Update `training-operator` manifests
Closed this issue · 10 comments
Context
Each charm has a set of manifest files that have to be upgraded to their target version. The process of upgrading manifest files usually means going to the component’s upstream repository, comparing the charm’s manifest against the one in the repository and adding the missing bits in the charm’s manifest.
What needs to get done
Definition of Done
- Manifests are updated
- Upstream image is used
Thank you for reporting us your feedback!
The internal ticket has been created: https://warthogs.atlassian.net/browse/KF-5692.
This message was autogenerated
The training-operator
recently introduced ValidatingWebhookConfigurations
(kubeflow/training-operator#1993) for the various training resources this controller manages.

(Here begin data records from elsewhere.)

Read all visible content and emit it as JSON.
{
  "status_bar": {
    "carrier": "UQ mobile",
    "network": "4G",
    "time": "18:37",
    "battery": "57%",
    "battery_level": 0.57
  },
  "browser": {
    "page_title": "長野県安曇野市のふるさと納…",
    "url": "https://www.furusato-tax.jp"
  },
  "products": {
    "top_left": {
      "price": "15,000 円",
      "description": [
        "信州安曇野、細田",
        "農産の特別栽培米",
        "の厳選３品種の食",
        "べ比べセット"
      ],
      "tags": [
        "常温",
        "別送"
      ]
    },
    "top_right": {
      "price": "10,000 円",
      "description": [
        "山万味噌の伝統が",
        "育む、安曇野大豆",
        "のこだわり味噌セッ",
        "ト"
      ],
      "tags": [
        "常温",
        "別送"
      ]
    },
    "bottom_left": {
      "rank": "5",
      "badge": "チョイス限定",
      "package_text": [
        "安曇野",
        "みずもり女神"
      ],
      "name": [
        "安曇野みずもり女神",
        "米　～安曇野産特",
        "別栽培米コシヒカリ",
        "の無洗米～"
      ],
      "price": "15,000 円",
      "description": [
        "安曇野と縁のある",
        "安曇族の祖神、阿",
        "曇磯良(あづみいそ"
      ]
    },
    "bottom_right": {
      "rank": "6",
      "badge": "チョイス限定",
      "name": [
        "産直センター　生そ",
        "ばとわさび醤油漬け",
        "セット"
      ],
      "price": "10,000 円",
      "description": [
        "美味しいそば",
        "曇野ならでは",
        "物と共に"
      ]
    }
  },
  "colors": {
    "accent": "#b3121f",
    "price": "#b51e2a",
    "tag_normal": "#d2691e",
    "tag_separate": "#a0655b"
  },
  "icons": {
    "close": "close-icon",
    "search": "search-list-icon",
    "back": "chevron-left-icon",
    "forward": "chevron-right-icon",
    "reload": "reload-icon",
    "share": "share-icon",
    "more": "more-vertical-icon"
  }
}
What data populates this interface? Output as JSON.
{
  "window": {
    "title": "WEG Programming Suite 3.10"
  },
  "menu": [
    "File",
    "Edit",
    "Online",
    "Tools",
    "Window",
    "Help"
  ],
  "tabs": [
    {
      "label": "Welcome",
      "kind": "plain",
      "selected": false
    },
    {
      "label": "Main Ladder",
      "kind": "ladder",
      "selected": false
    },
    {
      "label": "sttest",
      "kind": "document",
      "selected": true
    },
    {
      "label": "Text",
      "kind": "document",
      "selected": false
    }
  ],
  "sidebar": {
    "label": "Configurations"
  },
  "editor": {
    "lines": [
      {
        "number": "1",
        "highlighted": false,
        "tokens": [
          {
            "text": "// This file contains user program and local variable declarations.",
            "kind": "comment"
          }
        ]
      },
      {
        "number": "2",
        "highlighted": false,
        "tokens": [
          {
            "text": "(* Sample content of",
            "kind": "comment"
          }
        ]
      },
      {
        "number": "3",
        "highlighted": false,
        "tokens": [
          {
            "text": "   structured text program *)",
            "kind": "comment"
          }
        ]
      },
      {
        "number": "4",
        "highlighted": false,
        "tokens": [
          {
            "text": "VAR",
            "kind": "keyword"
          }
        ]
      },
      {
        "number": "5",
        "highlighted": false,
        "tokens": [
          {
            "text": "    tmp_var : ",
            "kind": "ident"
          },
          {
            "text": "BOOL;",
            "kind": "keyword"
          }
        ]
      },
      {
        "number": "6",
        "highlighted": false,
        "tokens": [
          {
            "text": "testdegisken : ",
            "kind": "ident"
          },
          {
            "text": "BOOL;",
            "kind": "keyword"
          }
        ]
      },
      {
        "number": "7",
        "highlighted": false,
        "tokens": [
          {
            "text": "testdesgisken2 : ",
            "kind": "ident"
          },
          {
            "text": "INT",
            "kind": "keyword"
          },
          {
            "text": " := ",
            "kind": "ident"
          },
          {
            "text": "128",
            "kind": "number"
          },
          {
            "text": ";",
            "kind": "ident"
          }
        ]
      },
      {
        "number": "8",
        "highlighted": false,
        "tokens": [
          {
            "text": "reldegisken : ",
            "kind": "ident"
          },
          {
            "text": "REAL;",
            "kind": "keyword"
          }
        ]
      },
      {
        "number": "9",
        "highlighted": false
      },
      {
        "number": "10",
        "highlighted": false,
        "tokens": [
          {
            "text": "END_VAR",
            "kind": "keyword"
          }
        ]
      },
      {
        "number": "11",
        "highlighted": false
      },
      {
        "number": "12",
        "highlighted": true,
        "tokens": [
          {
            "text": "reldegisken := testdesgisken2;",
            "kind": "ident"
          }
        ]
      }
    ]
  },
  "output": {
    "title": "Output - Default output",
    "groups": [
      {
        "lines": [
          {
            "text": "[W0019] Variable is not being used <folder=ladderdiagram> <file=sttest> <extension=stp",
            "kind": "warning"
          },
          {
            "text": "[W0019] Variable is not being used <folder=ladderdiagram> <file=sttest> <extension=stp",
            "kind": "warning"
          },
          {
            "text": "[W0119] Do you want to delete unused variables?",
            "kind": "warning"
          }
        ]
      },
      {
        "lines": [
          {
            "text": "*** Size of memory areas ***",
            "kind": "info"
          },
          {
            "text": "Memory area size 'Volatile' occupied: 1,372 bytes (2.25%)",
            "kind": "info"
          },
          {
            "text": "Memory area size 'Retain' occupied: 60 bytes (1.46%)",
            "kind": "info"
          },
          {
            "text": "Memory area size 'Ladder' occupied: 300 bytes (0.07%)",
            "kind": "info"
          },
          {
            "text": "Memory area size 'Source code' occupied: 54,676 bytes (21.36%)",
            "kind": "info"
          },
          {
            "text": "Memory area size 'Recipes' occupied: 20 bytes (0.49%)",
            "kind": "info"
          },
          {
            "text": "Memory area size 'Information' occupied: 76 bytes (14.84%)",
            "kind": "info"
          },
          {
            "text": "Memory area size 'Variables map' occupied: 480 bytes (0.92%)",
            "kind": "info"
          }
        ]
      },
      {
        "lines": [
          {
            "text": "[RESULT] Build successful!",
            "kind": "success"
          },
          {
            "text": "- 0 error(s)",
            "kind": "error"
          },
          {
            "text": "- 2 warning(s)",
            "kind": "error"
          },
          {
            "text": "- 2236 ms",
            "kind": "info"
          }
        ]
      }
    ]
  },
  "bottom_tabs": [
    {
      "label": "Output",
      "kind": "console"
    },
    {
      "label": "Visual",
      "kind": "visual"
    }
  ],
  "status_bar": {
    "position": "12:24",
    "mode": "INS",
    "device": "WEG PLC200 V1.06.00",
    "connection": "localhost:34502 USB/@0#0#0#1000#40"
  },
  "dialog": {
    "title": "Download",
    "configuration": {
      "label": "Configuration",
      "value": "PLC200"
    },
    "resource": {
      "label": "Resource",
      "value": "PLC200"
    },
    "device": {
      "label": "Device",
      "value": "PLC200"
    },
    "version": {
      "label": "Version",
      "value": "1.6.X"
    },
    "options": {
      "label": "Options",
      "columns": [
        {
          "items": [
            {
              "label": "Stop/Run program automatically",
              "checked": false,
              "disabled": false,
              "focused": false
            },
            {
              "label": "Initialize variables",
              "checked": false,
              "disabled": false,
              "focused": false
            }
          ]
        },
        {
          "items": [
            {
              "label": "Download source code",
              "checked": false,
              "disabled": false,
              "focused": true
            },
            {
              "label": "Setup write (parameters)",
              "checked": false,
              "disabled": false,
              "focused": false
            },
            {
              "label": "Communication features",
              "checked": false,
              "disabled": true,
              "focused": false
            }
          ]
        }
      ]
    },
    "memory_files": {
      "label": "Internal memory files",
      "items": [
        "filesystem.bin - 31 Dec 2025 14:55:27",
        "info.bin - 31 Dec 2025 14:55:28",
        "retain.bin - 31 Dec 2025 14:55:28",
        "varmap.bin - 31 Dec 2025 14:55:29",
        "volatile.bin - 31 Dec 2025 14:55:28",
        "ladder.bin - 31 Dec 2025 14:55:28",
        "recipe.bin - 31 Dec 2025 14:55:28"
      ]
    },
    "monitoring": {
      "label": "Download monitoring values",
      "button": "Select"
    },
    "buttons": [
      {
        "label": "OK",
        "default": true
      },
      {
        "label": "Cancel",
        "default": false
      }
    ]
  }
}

Under the hood, the training-operator
controller uses cert-controller for managing self-signed certificates that can be used in the webhook configuration.
The cert-controller
component is used as part of the business logic of the training-operator
, and in fact any potential error while managing the certificates, can cause the service to exit (see here).
It is important to note that the cert-controller
will use a Secret
as its source of truth for managing the certificates.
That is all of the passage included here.